Niakara, 10 mai 2026 (AIP) – Des producteurs, acheteurs et pisteurs de la filière anacarde du département de Niakara ont été sensibilisés, à Ouéréguékaha (centre-nord, région du Hambol), vendredi 8 mai 2026, aux bonnes pratiques de récolte, de séchage et de commercialisation des noix brutes de cajou, au cours d’une activité présidée par le sous-préfet de Niakara, Achille Assi Diahou, représentant le préfet Benoît Brou Kouadio.
Cette campagne de sensibilisation, initiée par le conseil coton-anacarde-karité (CCAK) avec l’appui de plusieurs structures partenaires venues d’Abidjan, dont l’Agence nationale d’appui au développement rural (ANADER), s’inscrit dans le cadre de la deuxième mission nationale d’amélioration et de préservation de la qualité des noix brutes de cajou pour la campagne de commercialisation 2026.
Elle vise à corriger les mauvaises pratiques observées sur le terrain et à préserver la compétitivité de l’anacarde ivoirien sur les marchés national et international.
Au cours des échanges, les techniciens de l’ANADER ont insisté sur le respect du séchage des noix pendant trois à sept jours, l’interdiction des sacs plastiques favorisant l’humidité, le tri systématique des noix avant leur commercialisation ainsi que l’utilisation des claies de séchage.
Des démonstrations pratiques ont également été réalisées afin de montrer l’impact des bonnes pratiques sur le rendement et surtout sur la qualité marchande des produits.

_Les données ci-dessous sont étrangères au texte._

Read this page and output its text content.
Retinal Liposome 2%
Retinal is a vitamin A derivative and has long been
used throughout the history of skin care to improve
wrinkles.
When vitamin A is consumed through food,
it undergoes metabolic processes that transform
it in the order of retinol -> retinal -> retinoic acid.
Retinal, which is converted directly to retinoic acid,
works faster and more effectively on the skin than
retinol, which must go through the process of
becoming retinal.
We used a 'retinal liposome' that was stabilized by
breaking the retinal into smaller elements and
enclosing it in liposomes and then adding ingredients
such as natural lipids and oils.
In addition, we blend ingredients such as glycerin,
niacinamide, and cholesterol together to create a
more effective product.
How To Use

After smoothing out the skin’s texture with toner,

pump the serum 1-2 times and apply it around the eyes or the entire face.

Selon les organisateurs, la dégradation du Kernel Output Ratio (KOR), principal indicateur de la qualité des noix de cajou, constitue une menace pour les revenus des producteurs et l’image de la Côte d’Ivoire sur le marché international.
Le sous-préfet de Niakara, Achille Assi Diahou, représentant le préfet, a exhorté avec insistance les acteurs de la filière à s’approprier les recommandations et autres pratiques idoines.
L’objectif étant d’accroître le volume de production et surtout la qualité des noix brutes de cajou, levier majeur de la performance et de la compétitivité de la filière anacarde ivoirienne sur le marché international.
« Le destin de la filière et surtout la compétitivité de nos noix de cajou dans le monde sont entre vos mains », a-t-il insisté auprès des producteurs, acheteurs et pisteurs.
Pour des producteurs locaux interrogés par l’AIP à l’issue de l’activité, notamment le chef de village de Ouéréguékaha, Urbain Touré, cette session de formation, d’information, de sensibilisation et surtout d’échanges s’avère pertinente.
Selon lui, cette formation contribue à renforcer les capacités des acteurs locaux, à améliorer la qualité des productions et à garantir de meilleurs revenus aux producteurs.
La mission nationale de sensibilisation se déroule du 04 au 09 mai 2026 dans 16 zones de production d’anacarde du pays, dont Niakara, dans la région du Hambol (Katiola), ont précisé les organisateurs.